|
|
|
|
|
by bko
2 days ago
|
|
I have come around to gold. Money shouldn't be dual purposes, we should apply single responsibility principal. Money should refer to some stable (albeit slightly growing by nature) account of measure. Prices should get cheaper. That's a progress dividend. We get better at growing food every year, why shouldn't food get cheaper? Imagine a world in which prices regularly go down. You're a passive beneficiary of technological progress. The argument that prices can't get cheaper or [bad thing will happen] was never very convincing to me. Prices already do get cheaper for large swaths of the economy that have technological progress grow faster than money supply. Cell phones are rapidly depreciating.

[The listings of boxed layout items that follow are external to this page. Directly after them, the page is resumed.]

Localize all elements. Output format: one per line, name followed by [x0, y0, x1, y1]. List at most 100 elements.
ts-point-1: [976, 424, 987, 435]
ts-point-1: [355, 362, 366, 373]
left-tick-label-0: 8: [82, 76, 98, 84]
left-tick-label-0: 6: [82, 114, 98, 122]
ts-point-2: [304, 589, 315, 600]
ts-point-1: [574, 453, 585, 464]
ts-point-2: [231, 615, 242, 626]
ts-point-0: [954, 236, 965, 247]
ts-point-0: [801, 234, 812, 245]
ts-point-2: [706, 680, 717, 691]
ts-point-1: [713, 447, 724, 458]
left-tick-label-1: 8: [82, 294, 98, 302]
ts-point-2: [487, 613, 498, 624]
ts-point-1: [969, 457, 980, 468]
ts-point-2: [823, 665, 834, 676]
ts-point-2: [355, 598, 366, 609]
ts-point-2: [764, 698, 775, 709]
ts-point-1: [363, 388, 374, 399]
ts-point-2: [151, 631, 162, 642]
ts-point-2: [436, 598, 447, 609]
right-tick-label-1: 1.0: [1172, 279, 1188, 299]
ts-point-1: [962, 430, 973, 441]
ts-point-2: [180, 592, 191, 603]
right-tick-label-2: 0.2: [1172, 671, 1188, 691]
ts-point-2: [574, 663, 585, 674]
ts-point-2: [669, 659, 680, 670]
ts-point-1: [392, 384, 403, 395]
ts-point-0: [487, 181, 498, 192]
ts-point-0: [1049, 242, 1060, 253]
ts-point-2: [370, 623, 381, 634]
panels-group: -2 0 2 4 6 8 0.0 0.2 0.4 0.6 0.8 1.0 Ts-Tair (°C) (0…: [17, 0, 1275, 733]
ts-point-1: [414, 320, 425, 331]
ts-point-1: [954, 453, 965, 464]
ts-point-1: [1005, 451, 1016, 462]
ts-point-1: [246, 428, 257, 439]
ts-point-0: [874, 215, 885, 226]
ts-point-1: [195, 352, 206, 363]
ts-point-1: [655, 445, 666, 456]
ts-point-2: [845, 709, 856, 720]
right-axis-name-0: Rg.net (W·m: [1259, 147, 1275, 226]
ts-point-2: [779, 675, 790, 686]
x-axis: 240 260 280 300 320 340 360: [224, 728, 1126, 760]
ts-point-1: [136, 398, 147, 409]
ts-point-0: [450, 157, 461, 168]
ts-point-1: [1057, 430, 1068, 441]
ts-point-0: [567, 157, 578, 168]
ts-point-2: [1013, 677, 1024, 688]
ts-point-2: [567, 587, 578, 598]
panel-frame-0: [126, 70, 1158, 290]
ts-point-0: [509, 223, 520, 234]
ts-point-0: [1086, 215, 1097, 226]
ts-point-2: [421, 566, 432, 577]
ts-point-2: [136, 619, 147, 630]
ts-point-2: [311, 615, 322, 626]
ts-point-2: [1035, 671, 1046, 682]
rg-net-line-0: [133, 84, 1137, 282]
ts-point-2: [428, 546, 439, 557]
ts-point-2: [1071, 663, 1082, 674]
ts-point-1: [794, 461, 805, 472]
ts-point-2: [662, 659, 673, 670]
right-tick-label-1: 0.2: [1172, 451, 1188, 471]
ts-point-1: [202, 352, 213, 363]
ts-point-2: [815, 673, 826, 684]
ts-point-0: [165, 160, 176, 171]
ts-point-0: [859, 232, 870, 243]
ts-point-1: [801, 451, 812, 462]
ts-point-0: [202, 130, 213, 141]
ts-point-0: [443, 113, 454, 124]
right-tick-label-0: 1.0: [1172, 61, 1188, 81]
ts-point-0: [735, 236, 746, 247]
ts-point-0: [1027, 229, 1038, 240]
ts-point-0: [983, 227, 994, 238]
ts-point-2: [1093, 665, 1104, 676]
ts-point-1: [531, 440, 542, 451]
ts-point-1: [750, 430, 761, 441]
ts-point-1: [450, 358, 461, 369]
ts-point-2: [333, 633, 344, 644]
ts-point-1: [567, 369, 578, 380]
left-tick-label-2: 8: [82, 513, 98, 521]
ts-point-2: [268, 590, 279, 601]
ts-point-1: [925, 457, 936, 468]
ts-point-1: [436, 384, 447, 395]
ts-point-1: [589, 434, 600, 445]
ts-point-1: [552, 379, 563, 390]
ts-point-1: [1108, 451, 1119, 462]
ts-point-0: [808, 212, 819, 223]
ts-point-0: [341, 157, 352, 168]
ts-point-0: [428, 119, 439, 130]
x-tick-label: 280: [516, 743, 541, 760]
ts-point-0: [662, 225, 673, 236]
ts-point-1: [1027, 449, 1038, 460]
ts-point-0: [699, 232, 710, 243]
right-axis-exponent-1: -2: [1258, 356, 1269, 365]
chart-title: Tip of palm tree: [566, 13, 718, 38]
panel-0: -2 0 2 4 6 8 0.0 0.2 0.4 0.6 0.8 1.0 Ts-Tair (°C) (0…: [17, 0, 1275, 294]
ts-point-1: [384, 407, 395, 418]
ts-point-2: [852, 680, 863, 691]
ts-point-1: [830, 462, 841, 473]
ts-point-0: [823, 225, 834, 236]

You can wait 6m to a year and get a significant discount on the latest iPhone version. People don't stop buying iPhones, and Apple doesn't stop investing in iPhones. This is even more true w/ AI models. Investors/companies are burning billions to build tech that will only get cheaper and obsolete in years if not months. So if you were to try to convince me that deflation would reduce investment or spending, tell me why this doesn't apply to tech products that get cheaper every year. |
|
That world results in a lot of people individually deciding "why buy now, when I can buy for less later" and sitting on their money.
That in aggregate makes the economy much worse.
You're up against human nature here. Money may be an arbitrary numerical denomination of value, but people's behavior around it and how that affects the economy at large need to be accounted for. Having prices slowly creep upwards over time (low inflation) tends to result in more, better things sooner.